The scalpers use software robots, or bots, to get around Ticketmaster's security measures, including the widely used CAPUTCHA system (Completely Automated Public Turing test to tell Computers and Humans Apart), Ticketmaster claims.

The system requires ticket buyers to retype randomly selected characters to guard against malicious software, buts Ticketmaster claims the defendants have broken through the security measure.

It claims the scalpers makes hundreds of thousands of requests to reserve tickets each day, masking identities through credits cards, user names, emails and IP addresses.

It claims the defendants design software robots that can interact with the Ticketmaster website and get around security upgrades.

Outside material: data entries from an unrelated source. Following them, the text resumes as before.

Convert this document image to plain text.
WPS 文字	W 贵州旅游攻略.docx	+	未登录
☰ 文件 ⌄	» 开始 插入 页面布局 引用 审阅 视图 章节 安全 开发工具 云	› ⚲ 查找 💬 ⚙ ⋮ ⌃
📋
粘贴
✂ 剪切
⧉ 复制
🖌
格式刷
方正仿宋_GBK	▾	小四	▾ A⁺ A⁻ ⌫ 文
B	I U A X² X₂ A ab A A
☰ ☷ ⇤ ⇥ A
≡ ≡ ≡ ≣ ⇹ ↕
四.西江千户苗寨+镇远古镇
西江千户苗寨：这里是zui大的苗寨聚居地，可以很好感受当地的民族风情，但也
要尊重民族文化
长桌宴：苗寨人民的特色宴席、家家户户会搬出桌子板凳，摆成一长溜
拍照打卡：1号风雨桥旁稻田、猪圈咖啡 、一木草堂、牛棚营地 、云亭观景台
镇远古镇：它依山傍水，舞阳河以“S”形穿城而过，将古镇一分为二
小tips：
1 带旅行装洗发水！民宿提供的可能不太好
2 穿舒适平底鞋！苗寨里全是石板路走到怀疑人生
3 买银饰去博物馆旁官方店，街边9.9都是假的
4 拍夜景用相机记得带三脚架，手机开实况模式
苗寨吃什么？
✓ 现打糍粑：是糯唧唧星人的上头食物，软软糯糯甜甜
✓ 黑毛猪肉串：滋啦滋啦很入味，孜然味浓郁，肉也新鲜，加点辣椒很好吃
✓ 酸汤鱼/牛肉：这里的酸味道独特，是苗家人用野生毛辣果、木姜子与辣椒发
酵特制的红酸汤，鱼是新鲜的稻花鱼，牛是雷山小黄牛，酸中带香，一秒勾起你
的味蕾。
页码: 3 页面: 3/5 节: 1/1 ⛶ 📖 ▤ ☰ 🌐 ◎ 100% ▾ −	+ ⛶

"These deceptive and improper actions are harming Ticketmaster as well as consumers who seek to lawfully purchase tickets through Ticketmaster's website," Ticketmaster claims in the lawsuits. "The use of automated devices, which can access and navigate a website and complete tasks and transactions far more quickly than human users can, deprives legitimate consumers of the opportunity to purchase tickets through Ticketmaster, a problem that is compounded when, as here, users of these devices purchase tickets in quantities far in excess of contractual per customer ticket limits."

The bots clog Ticketmaster's system with thousands of requests that reserve tickets for a limited amount of time, making them unavailable to others, the ticket seller says,

Ticketmaster's ability to measure ticket sales for individual events is also disrupted, the complaint states.

Ticketmaster seeks an injunction, disgorgement of ill-gotten gains, imposition of a constructive trust, and punitive damages for breach of contract, copyright infringement, violations of the federal Digital Millennium Copyright Act, fraud, inducing breach of contract, and intentional interference with contract.

It is represented by Robert Platt with Manatt, Phelps & Phillips.